The Complete History of VR – Part 20: The Eye of The Storm

Philips Scuba VR

After the rush that was 1994 you would be forgiven for thinking there was any more VR news to report on. Developers released poorly conceived virtual reality consoles, and films featured ridiculous virtual reality headsets. But yet, in 1996 Koninklijke Philips N.V. (literally ‘Royal Philips’, commonly shortened to Philips) attempted to capitalize on the VR trend by releasing the Scuba Virtual Immersion Visor in 1996. By some miracle, over 55,000 headsets were sold, mostly in Japan. 

The Philips Scuba Visor was a decent headset for being just a video headset. The construction was rugged and well placed and it has a rather high FOV compared to other headsets at the time. It does of course have its downfalls which lead to its demise.

The unit rested on your forehead and was a type of facemask similar to the Virtual Boy only it resed on the head instead of a desk. Its rubber face padding cut you off from the outside world and made what little content there was for this device quite immersive. It would have been one of the best VR headsets released if it wasn’t for the blurry optics.

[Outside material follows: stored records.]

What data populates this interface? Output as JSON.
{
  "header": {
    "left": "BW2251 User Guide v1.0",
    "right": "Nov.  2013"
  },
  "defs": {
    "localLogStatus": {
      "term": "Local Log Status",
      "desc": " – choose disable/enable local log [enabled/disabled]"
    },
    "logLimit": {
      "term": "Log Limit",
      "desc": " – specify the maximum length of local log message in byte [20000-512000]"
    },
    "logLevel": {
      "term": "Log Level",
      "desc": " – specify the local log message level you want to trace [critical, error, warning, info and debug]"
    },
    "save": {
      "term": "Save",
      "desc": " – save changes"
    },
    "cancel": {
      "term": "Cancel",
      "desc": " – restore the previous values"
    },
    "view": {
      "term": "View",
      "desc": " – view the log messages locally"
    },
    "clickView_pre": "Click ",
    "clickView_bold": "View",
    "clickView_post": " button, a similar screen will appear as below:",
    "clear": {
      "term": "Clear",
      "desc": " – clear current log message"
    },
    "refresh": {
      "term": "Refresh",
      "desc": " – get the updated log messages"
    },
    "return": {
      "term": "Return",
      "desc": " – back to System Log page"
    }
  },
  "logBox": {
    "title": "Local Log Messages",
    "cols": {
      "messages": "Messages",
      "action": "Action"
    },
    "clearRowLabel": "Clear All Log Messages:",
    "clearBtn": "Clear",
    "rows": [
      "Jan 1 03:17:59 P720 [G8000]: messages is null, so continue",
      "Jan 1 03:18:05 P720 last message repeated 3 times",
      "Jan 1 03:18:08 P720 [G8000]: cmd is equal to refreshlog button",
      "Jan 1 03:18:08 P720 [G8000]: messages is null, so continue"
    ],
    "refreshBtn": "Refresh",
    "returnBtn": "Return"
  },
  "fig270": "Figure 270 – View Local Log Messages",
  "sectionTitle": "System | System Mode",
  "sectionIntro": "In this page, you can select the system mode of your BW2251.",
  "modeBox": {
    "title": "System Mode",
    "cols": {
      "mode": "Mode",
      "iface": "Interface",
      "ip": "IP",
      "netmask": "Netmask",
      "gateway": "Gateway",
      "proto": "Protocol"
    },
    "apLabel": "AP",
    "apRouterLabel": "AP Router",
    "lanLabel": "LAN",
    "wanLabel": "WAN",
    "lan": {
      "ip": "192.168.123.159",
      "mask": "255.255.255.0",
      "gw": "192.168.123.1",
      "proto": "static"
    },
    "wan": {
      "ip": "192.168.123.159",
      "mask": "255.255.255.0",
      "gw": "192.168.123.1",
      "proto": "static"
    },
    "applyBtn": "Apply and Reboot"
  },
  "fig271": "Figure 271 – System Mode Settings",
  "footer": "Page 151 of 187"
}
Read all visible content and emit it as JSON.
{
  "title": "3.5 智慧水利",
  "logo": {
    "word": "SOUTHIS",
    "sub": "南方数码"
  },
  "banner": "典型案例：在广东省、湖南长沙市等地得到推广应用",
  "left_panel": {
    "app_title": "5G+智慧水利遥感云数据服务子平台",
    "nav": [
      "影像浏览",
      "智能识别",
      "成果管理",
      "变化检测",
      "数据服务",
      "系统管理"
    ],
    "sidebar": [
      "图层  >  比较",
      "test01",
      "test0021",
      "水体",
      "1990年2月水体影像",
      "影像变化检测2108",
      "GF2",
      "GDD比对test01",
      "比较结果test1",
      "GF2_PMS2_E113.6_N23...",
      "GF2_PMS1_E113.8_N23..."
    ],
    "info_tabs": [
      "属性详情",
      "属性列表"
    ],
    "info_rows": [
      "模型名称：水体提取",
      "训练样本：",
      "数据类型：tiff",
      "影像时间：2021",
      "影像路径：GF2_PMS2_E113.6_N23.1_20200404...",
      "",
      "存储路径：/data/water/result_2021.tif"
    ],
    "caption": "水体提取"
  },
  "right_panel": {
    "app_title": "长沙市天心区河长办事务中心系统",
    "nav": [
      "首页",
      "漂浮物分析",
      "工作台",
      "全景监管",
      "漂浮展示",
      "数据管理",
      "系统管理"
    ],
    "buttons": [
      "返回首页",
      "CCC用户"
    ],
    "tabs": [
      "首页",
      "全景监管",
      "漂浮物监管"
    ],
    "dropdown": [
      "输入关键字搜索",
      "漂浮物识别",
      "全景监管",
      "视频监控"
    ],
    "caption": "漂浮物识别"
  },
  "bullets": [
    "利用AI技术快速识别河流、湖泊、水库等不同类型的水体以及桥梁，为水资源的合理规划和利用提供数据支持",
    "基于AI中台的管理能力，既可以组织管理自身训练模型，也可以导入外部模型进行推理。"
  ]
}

The screen always seemed blurry and after a while causes your eyes to hurt. It did have IPD adjustment, but nothing seemed to improve the virtual quality for most people.

Weighing 544 g with an active-matrix LCD screen with a resolution of 263×230 pixels and a 50-degree diagonal field of view, the Scuba was designed originally as a VR helmet for the Atari Jaguar home game system and it even worked with Atari used only in its Missile Command game. It was a pretty comprehensive system that did well at the time but despite its futuristic appearance, the Scuba Virtual Immersion Visor didn’t actually involve virtual reality of any sort. It was quite literally a low-resolution television set you had to wear on your head, and it may have been the least useful video game peripheral ever made even making the Nintendo Virtual Boy look complex.

VRex VRSurfer

Another headset doomed to fail before it was launched was the VRex VRSurfer. It was a wireless 3D-shutterglasses system for PC and TV/Video. It utilized a VGA-pass-through controller which synced to an interlace screen mode. The first and only game for it was Vengeful Rites with a description that reads: “Embark on an epic adventure exclusively for the VRex System. Use your own hands to cast magic, fire bows and slice through your enemies on your quest to exact vengeance against the evil Dragore. Learn new spells and craft new gear to become the greatest Serafin Warrior of all time!”.

OK, so it wasn’t that impressive, but it was the first VR headset to run on a modern PC and still works on PC’s of today (with some backwards compatible graphics cards). But yet it just could save VR from the public arms and VR soon went back to commercial sales only, but it also meant VR could grow into other areas which could well be the future of VR even today and that is the health care industry.